The long short-term memory (LSTM) cell can process data sequentially and keep its hidden state through time. The cell state $c_t$ can function as a generalized residual connection.

=== Degradation problem ===
Sepp Hochreiter discovered the vanishing gradient problem in 1991 and argued that it explained why the then-prevalent forms of recurrent neural networks did not work for long sequences. He and Schmidhuber later designed the LSTM architecture to solve this problem, which has a "cell state" $c_t$ that can function as a generalized residual connection. The highway network (2015) applied the idea of an LSTM unfolded in time to feedforward neural networks, resulting in the highway network. ResNet is equivalent to an open-gated highway network.

Standard (left) and unfolded (right) basic recurrent neural network

During the early days of deep learning, there were attempts to train increasingly deep models. Notable examples included the AlexNet (2012), which had 8 layers, and the VGG-19 (2014), which had 19 layers. However, stacking too many layers led to a steep reduction in training accuracy, known as the "degradation" problem. In theory, adding additional layers to deepen a network should not result in a higher training loss, but this is what happened with VGGNet. If the extra layers can be set as identity mappings, however, then the deeper network would represent the same function as its shallower counterpart. There is some evidence that the optimizer is not able to approach identity mappings for the parameterized layers, and the benefit of residual connections was to allow identity mappings by default.
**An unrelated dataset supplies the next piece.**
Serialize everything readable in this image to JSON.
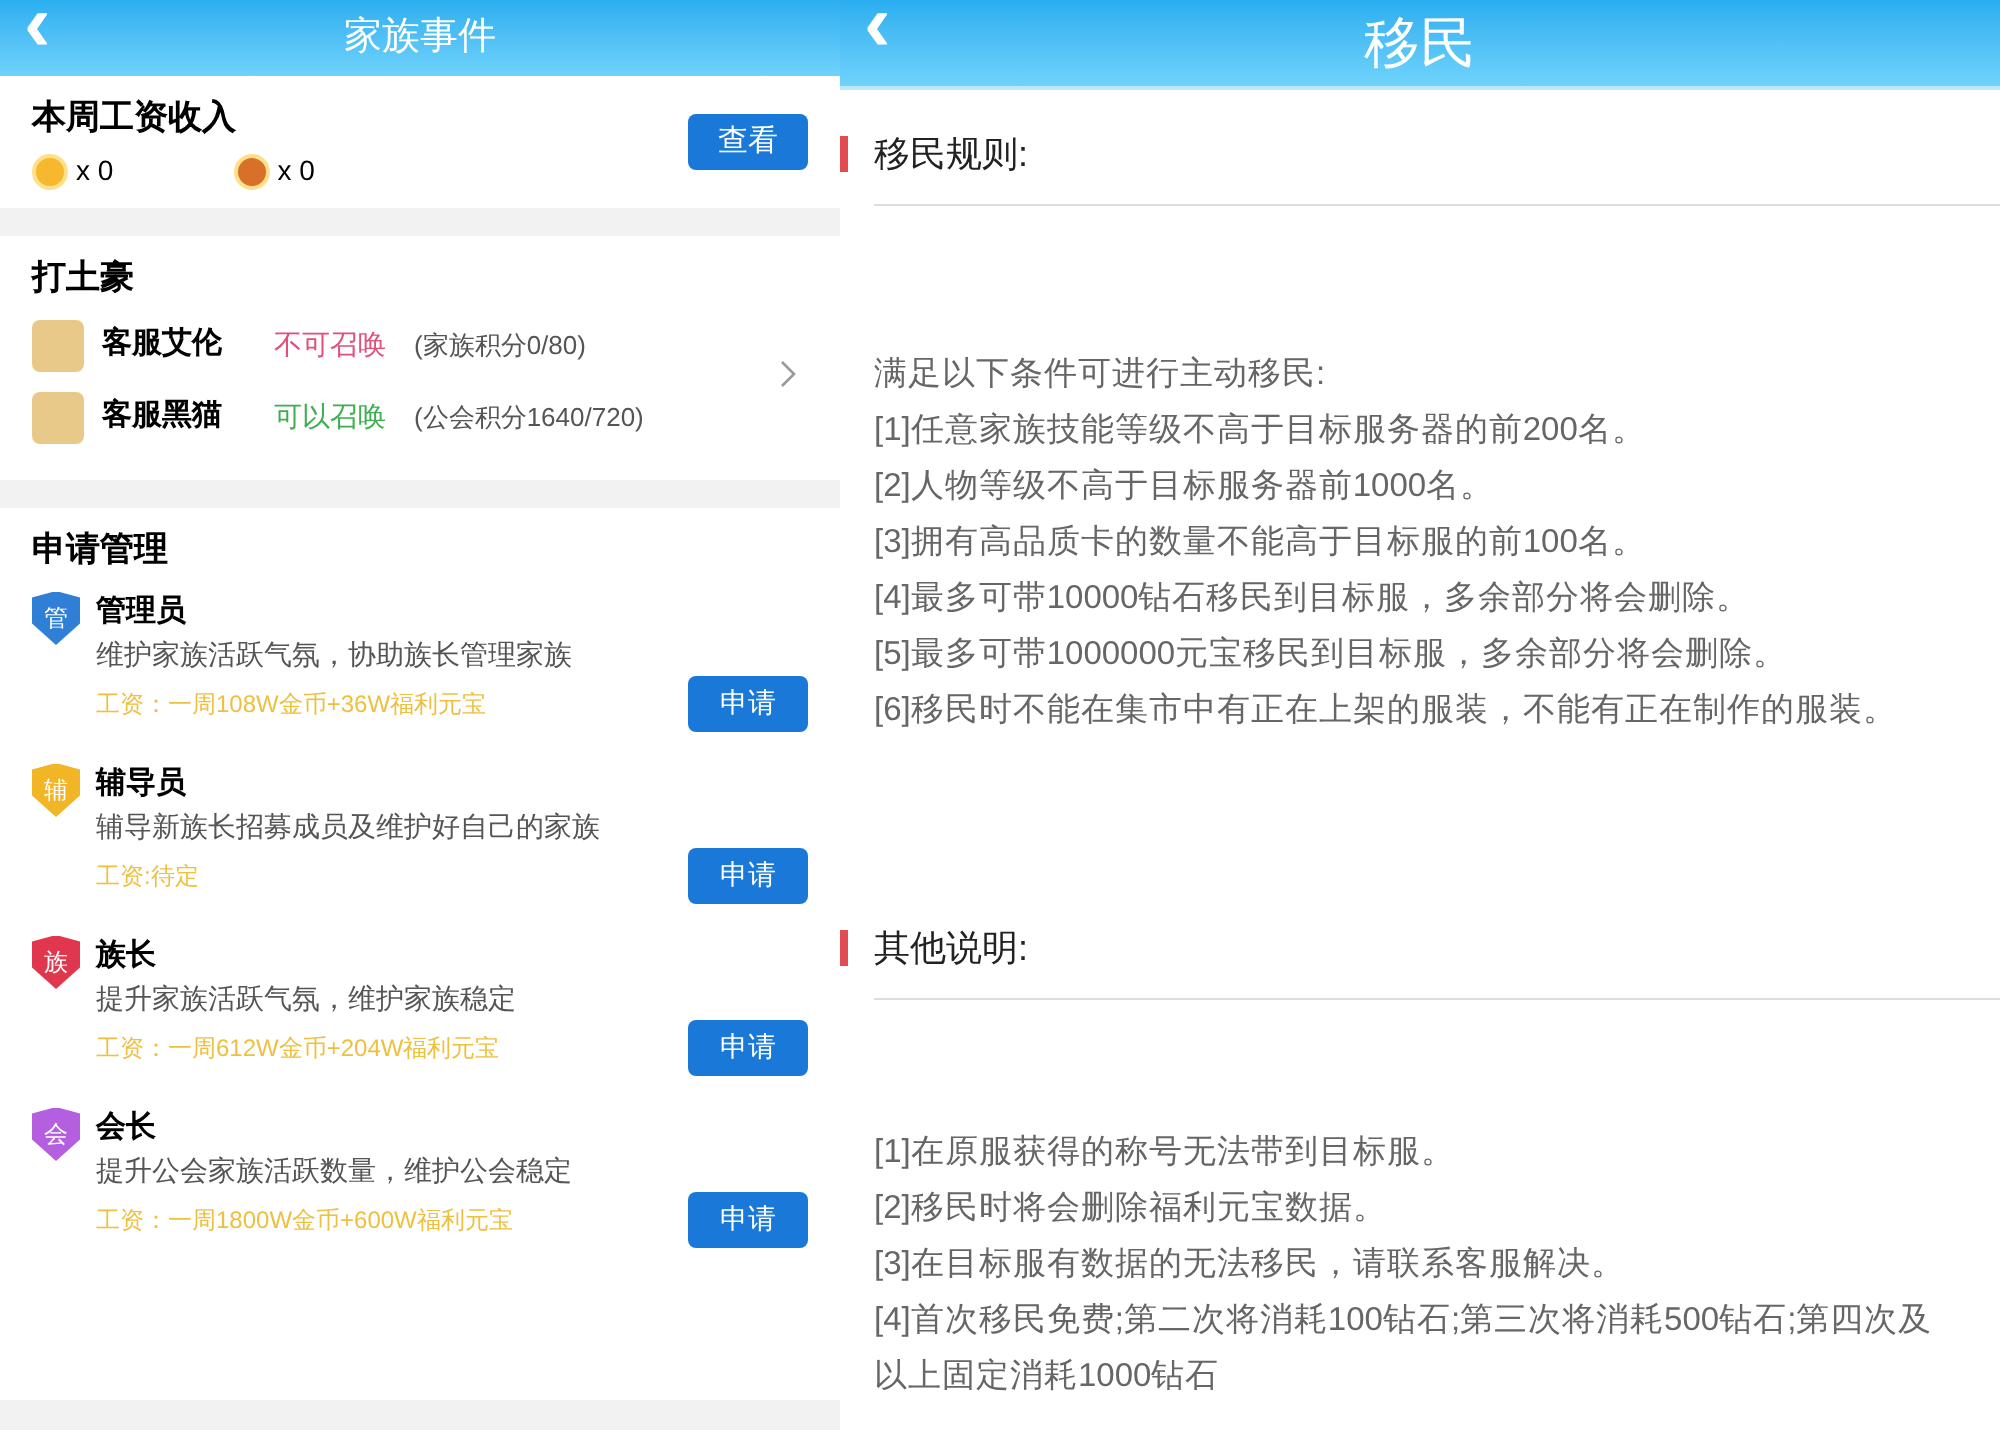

In 2014, the state of the art was training deep neural networks with 20 to 30 layers. The research team for ResNet attempted to train deeper ones by empirically testing various methods for training deeper networks, until they came upon the ResNet architecture.

=== Subsequent work ===
Wide Residual Network (2016) found that using more channels and fewer layers than the original ResNet improves performance and GPU-computational efficiency, and that a block with two 3×3 convolutions is superior to other configurations of convolution blocks.
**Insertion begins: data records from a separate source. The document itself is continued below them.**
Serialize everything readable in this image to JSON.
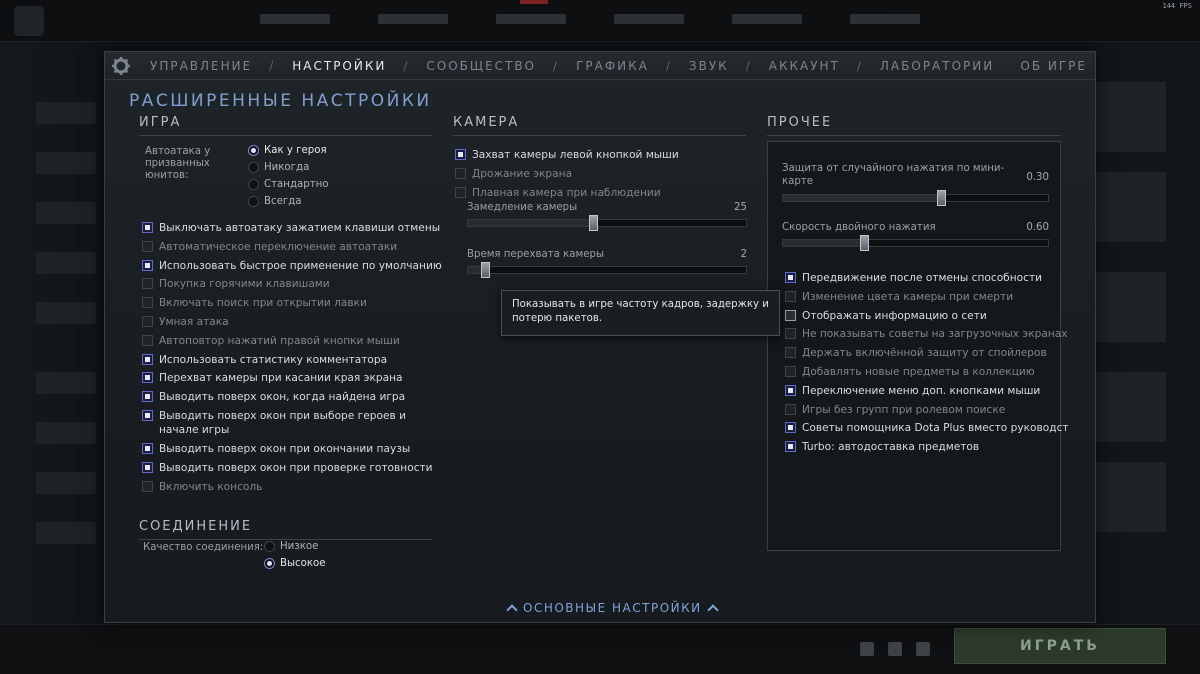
{
  "fps": "144 FPS",
  "bg": {
    "play_label": "ИГРАТЬ"
  },
  "tabs": {
    "items": [
      "УПРАВЛЕНИЕ",
      "НАСТРОЙКИ",
      "СООБЩЕСТВО",
      "ГРАФИКА",
      "ЗВУК",
      "АККАУНТ",
      "ЛАБОРАТОРИИ"
    ],
    "active": "НАСТРОЙКИ",
    "separator": "/",
    "about": "ОБ ИГРЕ"
  },
  "title": "РАСШИРЕННЫЕ НАСТРОЙКИ",
  "game": {
    "heading": "ИГРА",
    "autoattack_label": "Автоатака у призванных юнитов:",
    "autoattack_options": [
      "Как у героя",
      "Никогда",
      "Стандартно",
      "Всегда"
    ],
    "autoattack_selected": 0,
    "options": [
      {
        "label": "Выключать автоатаку зажатием клавиши отмены",
        "checked": true
      },
      {
        "label": "Автоматическое переключение автоатаки",
        "checked": false
      },
      {
        "label": "Использовать быстрое применение по умолчанию",
        "checked": true
      },
      {
        "label": "Покупка горячими клавишами",
        "checked": false
      },
      {
        "label": "Включать поиск при открытии лавки",
        "checked": false
      },
      {
        "label": "Умная атака",
        "checked": false
      },
      {
        "label": "Автоповтор нажатий правой кнопки мыши",
        "checked": false
      },
      {
        "label": "Использовать статистику комментатора",
        "checked": true
      },
      {
        "label": "Перехват камеры при касании края экрана",
        "checked": true
      },
      {
        "label": "Выводить поверх окон, когда найдена игра",
        "checked": true
      },
      {
        "label": "Выводить поверх окон при выборе героев и начале игры",
        "checked": true
      },
      {
        "label": "Выводить поверх окон при окончании паузы",
        "checked": true
      },
      {
        "label": "Выводить поверх окон при проверке готовности",
        "checked": true
      },
      {
        "label": "Включить консоль",
        "checked": false
      }
    ]
  },
  "connection": {
    "heading": "СОЕДИНЕНИЕ",
    "label": "Качество соединения:",
    "options": [
      "Низкое",
      "Высокое"
    ],
    "selected": 1
  },
  "camera": {
    "heading": "КАМЕРА",
    "options": [
      {
        "label": "Захват камеры левой кнопкой мыши",
        "checked": true
      },
      {
        "label": "Дрожание экрана",
        "checked": false
      },
      {
        "label": "Плавная камера при наблюдении",
        "checked": false
      }
    ],
    "sliders": [
      {
        "label": "Замедление камеры",
        "value": "25",
        "fraction": 0.45
      },
      {
        "label": "Время перехвата камеры",
        "value": "2",
        "fraction": 0.05
      }
    ]
  },
  "tooltip": "Показывать в игре частоту кадров, задержку и потерю пакетов.",
  "other": {
    "heading": "ПРОЧЕЕ",
    "sliders": [
      {
        "label": "Защита от случайного нажатия по мини-карте",
        "value": "0.30",
        "fraction": 0.6
      },
      {
        "label": "Скорость двойного нажатия",
        "value": "0.60",
        "fraction": 0.3
      }
    ],
    "options": [
      {
        "label": "Передвижение после отмены способности",
        "state": "on"
      },
      {
        "label": "Изменение цвета камеры при смерти",
        "state": "off"
      },
      {
        "label": "Отображать информацию о сети",
        "state": "hover"
      },
      {
        "label": "Не показывать советы на загрузочных экранах",
        "state": "off"
      },
      {
        "label": "Держать включённой защиту от спойлеров",
        "state": "off"
      },
      {
        "label": "Добавлять новые предметы в коллекцию",
        "state": "off"
      },
      {
        "label": "Переключение меню доп. кнопками мыши",
        "state": "on"
      },
      {
        "label": "Игры без групп при ролевом поиске",
        "state": "off"
      },
      {
        "label": "Советы помощника Dota Plus вместо руководст",
        "state": "on"
      },
      {
        "label": "Turbo: автодоставка предметов",
        "state": "on"
      }
    ]
  },
  "bottom_link": "ОСНОВНЫЕ НАСТРОЙКИ"
}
DenseNet (2016) connects the output of each layer to the input to each subsequent layer:

$$x_{\ell+1} = F(x_1, x_2, \dots, x_{\ell-1}, x_{\ell})$$

Stochastic depth is a regularization method that randomly drops a subset of layers and lets the signal propagate through the identity skip connections. Also known as DropPath, this regularizes training for deep models, such as vision transformers.

ResNeXt block diagram

ResNeXt (2017) combines the Inception module with ResNet.

Squeeze-and-Excitation Networks (2018) added squeeze-and-excitation (SE) modules to ResNet. An SE module is applied after a convolution, and takes a tensor of shape $\R^{H \times W \times C}$ (height, width, channels) as input. Each channel is averaged, resulting in a vector of shape $\R^C$. This is then passed through a multilayer perceptron (with an architecture such as linear-ReLU-linear-sigmoid) before it is multiplied with the original tensor. It won the ILSVRC in 2017.